By Eileen AJ Connelly -- AP Personal Finance Writer

Justin Dux and Elizabeth Mills had been dating for six years when they began talking about marriage in 2006. But something big stood between them and a walk down the aisle: Dux's stack of credit card bills.

The debt started to accumulate a few years earlier. While Mills was away at college, Dux bought into a rental home with a partner — an investment that didn't work out quite as planned. Meanwhile, he hopped through a series of jobs, from painting houses to working for a cable company to a few business ventures. His income fluctuated wildly: from $55,000 in his best year to $24,000 two years later.

The result was about $12,000 of debt that he was at first afraid to reveal to Mills.

When she learned how much he owed, she was not judgmental, despite having just $6,000 in college loans and no credit card debt. She was, however, reluctant to start a life together with such a burden.

"I knew what his income was, and I realized how long it would take to pay that back," Mills recalled. "Experience was showing that he wasn't going to be able to make the money that he needed to overcome that debt."

Their story has a happy ending. Dux was able to pay most of what he owed by selling off his share of the rental house, and the St. Paul, Minn., couple celebrated their first wedding anniversary last month. And learning to talk about their feelings and viewpoints regarding spending and debt bodes well for their future.

Experts say couples that deal openly and honestly with money issues early on have tackled one of the toughest topics in a relationship.

"I don't know that I would say that finances are the number one cause of divorce, but they're right up there with the top causes," said Gary Nickelson, president of the American Academy of Matrimonial Lawyers, who has practiced family law in Fort Worth, Texas, for 27 years.

There are dozens of reasons money issues can come into play in a relationship, from uncontrollable factors like job loss during the recession to secret spending.

Such spending and the resultant hefty debt, in particular, are surprisingly common. A study published in the American Journal of Pyschiatry estimated 5.8 percent of the adults in the U.S. are compulsive shoppers.

Often, spouses looking for help bare their souls in anonymous places like the forums of money management Web site Wesabe.com. "My wife has a long history with overspending," one recent post began. "Twice in the past, she has run up over $10,000 in credit card debt without my knowledge." Another came from a woman who admitted she ran up $30,000 on her cards. "If my husband finds out, he will divorce me."

"As the Wesabe community has grown, it's gotten to be fairly frequent that this comes up," said Gabriel Griego, a vice president of the San Francisco-based site. "It is revealing that this probably goes on more than any of us realize."

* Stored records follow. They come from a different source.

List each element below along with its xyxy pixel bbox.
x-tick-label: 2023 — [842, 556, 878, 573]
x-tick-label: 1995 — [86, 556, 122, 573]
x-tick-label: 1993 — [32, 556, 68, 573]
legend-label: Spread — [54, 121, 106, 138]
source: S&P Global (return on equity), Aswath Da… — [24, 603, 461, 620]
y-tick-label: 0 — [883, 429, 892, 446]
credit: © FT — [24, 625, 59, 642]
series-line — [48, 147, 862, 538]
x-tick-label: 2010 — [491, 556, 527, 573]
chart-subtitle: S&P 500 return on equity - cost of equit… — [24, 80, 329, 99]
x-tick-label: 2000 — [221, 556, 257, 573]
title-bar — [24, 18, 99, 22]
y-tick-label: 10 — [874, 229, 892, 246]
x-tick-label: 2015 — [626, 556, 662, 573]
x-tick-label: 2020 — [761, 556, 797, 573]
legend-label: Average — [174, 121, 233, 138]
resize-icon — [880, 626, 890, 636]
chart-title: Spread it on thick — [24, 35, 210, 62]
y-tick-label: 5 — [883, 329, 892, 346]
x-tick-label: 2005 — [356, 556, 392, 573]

Indeed Nickelson sees this a lot in his practice. "I see a lot of folks who have huge credit card debt," he said. "There are people out there who have absolutely destroyed their relationships based upon their spending."

People posting such stories on sites like Wesabe typically seek advice on how to deal with the situation, which other members offer enthusiastically. Two avenues are typically suggested for addressing such issues: an honest accounting between spouses, and counseling in cases where the spending habits hint at deeper problems.

Dux said revealing the size of his debt meant first getting past his feelings of shame and embarrassment, even though most of it didn't arise from frivolous spending. "I didn't get the judgment that I thought I would," he said. "It was kind of a relief."